Bir makale kaleme almak ile öykü yazmak arasında ne gibi farklılıklar var. Sizde bıraktığı hisler bakımından değerlendirebilir misiniz?
Çok değerli, bu işe yıllarını vermiş öykü yazarlarımız var. Ben bu alandaki yazarlık bakımından yolun başındayım elbette. Fakat akademik makale, kitap, köşe yazısı, deneme gibi birçok farklı türde kalem oynatan biri olduğum için, böyle bir karşılaştırma yapma konusunda, değerli öykü yazarlarımızın affına da sığınarak cesaret buluyorum. Bir makale kaleme almak, bu gündelik ya da akademik bir metin olsun çok fark etmiyor bana kalırsa, bilgileri harmanlama, tekrarlayan olayların biriktirdiği olguları seçme, buna dayalı olarak da sonuçlar çıkarma görevini dayatıyor yazara. Dolayısıyla okurla kurduğunuz ilişki, olguları ve sonuçları somutlama üzerine kurulu. Soyutlama düzeyinizin iyi olması yetmiyor, somutlama okurla ilişkinizi belirliyor. Oysa öykü yazmak bundan farklı bir şey. Burada somutlama ile soyutlama dengesinin soyutlama lehine daha da dönüştüğünü görüyorum. İkincisi, didaktik, sonuçları toplayıp özetleyen bir yaklaşım öyküye zarar veriyor. Öykünün, okuru karakterleri, olay örgüsünü, mekanları zihninde canlandırmaya, kendi hayat ve hayal tecrübesinin içinde her şeyi yeniden anlamlandırmaya davet eden bir yapısının olması gerektiğine inanıyorum. Bu yüzden yazarın elinden çıkan öykü tekse de, onun anlamlandırılma biçimi okuyan sayısı kadar çok. Dolayısıyla öykü ya da roman gibi kurgusal eserler açık biçimde yazarla okur arasındaki ilişkiyi daha iç içe, daha karşılıklı ve katılımcı bir şekle sokuyor kanaatimce. Bu açıdan bir makale kaleme almaktansa edebi bir kurguya odaklanmak beni daha fazla heyecanlandırıyor uzun süredir.
Elinizde bir roman taslağı olduğunu biliyoruz. Öykü ve roman yazmak arasındaki farklılık ve benzerliklerden bahsedebilir misiniz?
Elimde birkaç roman taslağı var. Fakat ilginç bir biçimde baş karakteri aynı. Seri roman diyebiliriz bunlara ya da novella, zaman gösterecek. Hikâyelerin bir bölümü yurtdışında geçiyor.

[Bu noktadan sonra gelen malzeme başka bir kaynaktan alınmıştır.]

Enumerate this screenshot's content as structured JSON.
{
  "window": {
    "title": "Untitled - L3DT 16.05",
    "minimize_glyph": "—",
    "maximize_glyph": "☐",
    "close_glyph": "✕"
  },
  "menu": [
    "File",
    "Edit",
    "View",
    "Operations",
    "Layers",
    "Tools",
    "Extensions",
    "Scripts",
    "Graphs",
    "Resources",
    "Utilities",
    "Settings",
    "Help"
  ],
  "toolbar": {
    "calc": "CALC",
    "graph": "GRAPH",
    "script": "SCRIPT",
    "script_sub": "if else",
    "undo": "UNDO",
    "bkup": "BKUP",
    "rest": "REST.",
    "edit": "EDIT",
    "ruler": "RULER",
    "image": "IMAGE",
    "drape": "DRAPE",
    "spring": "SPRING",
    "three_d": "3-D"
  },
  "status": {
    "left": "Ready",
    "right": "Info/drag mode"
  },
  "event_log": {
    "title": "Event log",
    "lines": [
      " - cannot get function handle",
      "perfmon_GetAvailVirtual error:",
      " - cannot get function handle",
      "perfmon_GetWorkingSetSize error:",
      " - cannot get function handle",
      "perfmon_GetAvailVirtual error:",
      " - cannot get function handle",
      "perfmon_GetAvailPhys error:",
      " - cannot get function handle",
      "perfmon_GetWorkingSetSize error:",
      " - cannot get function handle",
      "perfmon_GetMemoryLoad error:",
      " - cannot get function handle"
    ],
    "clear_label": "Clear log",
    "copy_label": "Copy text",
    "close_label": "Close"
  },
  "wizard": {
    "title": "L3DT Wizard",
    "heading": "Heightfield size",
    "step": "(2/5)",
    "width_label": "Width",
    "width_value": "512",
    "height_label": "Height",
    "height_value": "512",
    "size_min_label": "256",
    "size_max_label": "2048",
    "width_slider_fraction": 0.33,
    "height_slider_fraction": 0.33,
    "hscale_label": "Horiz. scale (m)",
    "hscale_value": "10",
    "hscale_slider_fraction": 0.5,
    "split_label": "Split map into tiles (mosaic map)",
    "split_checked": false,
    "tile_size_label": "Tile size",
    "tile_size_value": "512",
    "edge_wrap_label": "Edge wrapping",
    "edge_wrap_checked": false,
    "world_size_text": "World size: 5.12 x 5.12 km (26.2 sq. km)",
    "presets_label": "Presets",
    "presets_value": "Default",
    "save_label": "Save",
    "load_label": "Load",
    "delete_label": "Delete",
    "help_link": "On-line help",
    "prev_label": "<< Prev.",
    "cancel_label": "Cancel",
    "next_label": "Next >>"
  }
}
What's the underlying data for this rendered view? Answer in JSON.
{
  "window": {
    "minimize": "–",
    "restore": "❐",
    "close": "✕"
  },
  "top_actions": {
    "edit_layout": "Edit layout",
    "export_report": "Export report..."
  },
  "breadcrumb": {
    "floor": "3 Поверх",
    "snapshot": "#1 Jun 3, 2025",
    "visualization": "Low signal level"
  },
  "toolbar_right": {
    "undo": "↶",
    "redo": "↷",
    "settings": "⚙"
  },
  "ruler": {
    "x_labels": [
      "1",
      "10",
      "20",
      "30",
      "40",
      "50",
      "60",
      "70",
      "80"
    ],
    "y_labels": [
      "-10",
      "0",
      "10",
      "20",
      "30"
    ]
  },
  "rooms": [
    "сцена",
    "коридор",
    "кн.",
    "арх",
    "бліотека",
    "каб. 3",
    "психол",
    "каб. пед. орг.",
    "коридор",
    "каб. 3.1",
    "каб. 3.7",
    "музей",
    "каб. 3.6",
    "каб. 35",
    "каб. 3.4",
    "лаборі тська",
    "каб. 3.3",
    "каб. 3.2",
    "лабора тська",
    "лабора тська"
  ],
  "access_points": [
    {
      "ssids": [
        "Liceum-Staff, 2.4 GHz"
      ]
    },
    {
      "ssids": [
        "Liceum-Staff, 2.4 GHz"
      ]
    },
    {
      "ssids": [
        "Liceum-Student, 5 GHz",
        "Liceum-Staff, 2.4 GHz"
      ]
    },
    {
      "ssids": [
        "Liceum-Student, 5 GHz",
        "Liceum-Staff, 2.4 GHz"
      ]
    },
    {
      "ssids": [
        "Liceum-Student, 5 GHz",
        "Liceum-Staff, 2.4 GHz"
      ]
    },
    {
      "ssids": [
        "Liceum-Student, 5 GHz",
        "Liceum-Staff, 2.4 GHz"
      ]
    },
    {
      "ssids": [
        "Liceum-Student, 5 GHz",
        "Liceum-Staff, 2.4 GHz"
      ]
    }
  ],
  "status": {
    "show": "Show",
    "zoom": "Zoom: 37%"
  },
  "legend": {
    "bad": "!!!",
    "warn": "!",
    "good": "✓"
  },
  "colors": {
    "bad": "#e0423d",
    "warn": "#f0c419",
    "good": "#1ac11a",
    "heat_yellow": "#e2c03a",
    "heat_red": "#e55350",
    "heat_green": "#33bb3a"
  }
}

Bir bölümü ise İzmir ile Karadeniz arasında gidip geliyor. Mekânsal, coğrafi geçişliliklere, zamansal geçişlilikler ve bulanıklıklar kadar önem veriyorum. Başkarakterin adı Yelkovan. Şimdilik sadece bu kadar ipucu verebilirim. Umarım ilkini yıl bitmeden tamamlayabilirim.
Öykü ve roman yazmak arasındaki farklara ve benzerliklere gelince. Öykünün odağı, zamanı, mekanı ile romanın farklı bana göre. En azından odak noktaları. Öykü çoğu zaman roman türüyle kısalık-uzunluk üzerinden kıyaslansa da, asıl ayıran yönü nicel değil, nitel. Öykü, herkesin görmediği, sıradan olan içindeki cevheri bize görünür kılabildiği oranda başarıya ulaşıyor. Roman ise, olguyu daha geniş bir alana yayarak ve farklı karakterlerin, olay örgülerinin etkileşiminde harmanlayarak öyküdeki dikkatli bakış açısını çeşitlendirmeye çağırıyor. Bu yüzden her romanın içinde birçok öykü çekirdeği, her öykünün içinde de bir roman filizi görünüyor. Bu da beni son zamanlarda giderek öykü ile roman ayrımı üzerinden düşünmek yerine, novella türünde bu ikisini harmanlama fikrine itiyor.
Son olarak size Türkçede yazılmış en büyük on romanı sorsam?
Hakikaten çok zor soru. Ayırmak, böyle listeler yapmak beni hep başkalarına haksızlık yapmışım hissiyle baş başa bırakıyor. Geçmişte böyle hissettim, o yüzden bu soruda affımı istiyorum.